Originally Posted by infinitesymphony
The Nyquist theorem is perfect in theory, imperfect in practice. No real-world filters can brickwall from 22.05 kHz to 0 Hz without severely affecting the rest of the frequency range.
The theorem is not imperfect in practice, it's real world physics that (in some ways) complicate the implementation of the theorem. The theorem works exactly as predicted.
To compromise, the cut-off frequency is moved further back into the audible range to allow for a smoother roll-off. The most effective solution to this problem requires using a higher sampling rate and moving the cut-off frequency further into the higher frequencies, which gives it the dual benefits of being inaudible (because the roll-off is outside of the range of hearing) and affecting the audible range less because a more gradual roll-off can be used.
The roll-off is not a problem. Modern converters run at MHz speeds and use advanced digital filters, so the frequency response can be completely flat 20Hz-20kHz in a 44.1kS/s system.

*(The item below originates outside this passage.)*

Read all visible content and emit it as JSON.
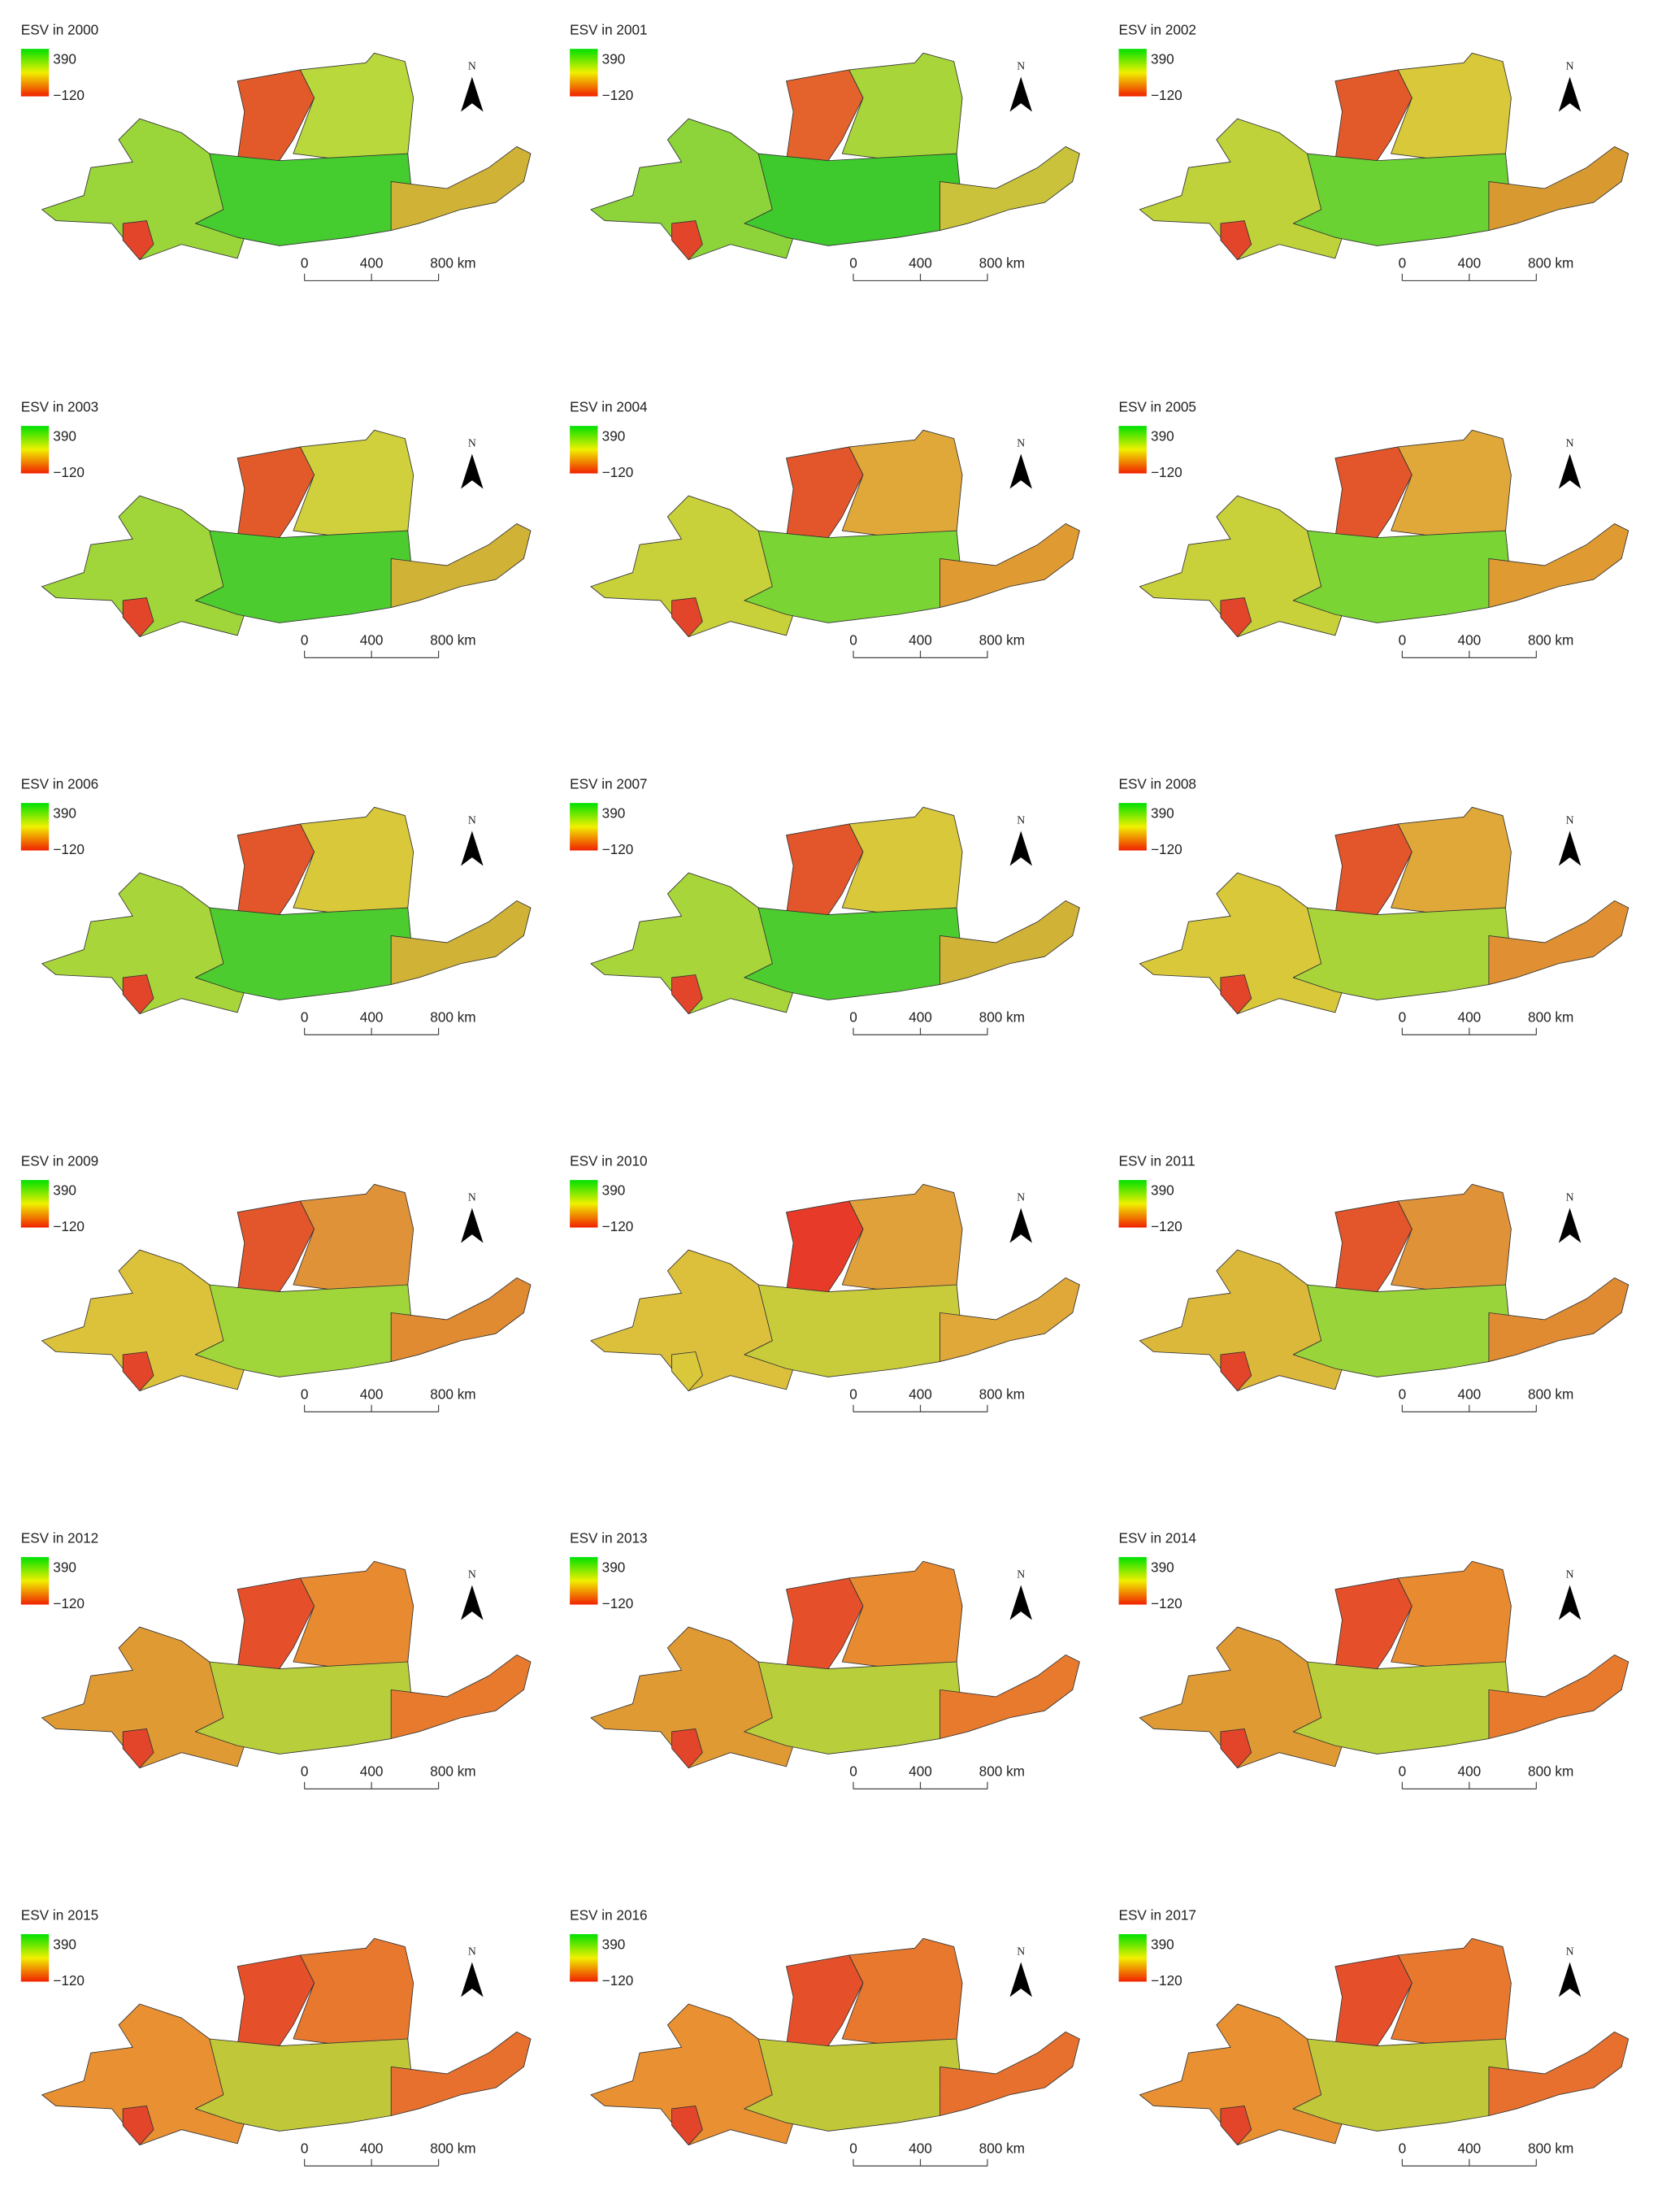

And modern filters are, of course, phase linear and the ringing is minimal.
Higher sample rates would have made more sense in the past, when good filters were expensive and difficult to optimize. A good converter will sound the same at 44.1kHz as it does at higher sample rates, but a converter with shoddy or improperly implemented filters will in some cases sound better at 48 or 96kHz.
If you want to optimize the sample rate to allow better performance from the worst converters, then it would probably be somewhere between 48 and 60kHz. Dan Lavry suggested 60kHz 10 years ago, but today 48kHz (or maybe even 44.1kHz) is probably enough:
I understand the definition of dynamic range and that bit-depth essentially is a measurement of possible dynamic range. My point is that if a higher bit-rate gives greater dynamic range overall, then it also affects dynamic range at a local level. This, IMO, is the whole point of using higher bit-rates.
I'm not sure what you mean by "local level". Do you mean at specific frequencies? The dynamic range refers to (unless a specific frequency range is specified) the total amount of noise in the system, but how the noise is distributed is antoher thing.
You can, for example, have 144dB of dynamic range at critical frequencies in a 16 bit system. Another example is DSD/SACD. The total dynamic range is only 1 bit (~6dB), but thanks to the high bandwidth (1.4Mhz) you can move large amounts of quantization noise to ultrasonic frequencies and get what's roughly equivalent to 20 bits of dynamic range up to 20kHz. That's also how most modern converters work (but with a few more bits and at higher speeds).
The goals when choosing bit depth (and noise shaping) are:
a) That the dynamic range is sufficient for the signal.
b) That the noise floor is low enough to not be audible in the intended listening environment at the intended SPL.
If both a) and b) are covered by the bit depth there are no additional benefits (at least not for playback) in using higher bit depths.
Sidenote: Bit rate is not the same thing as bit depth.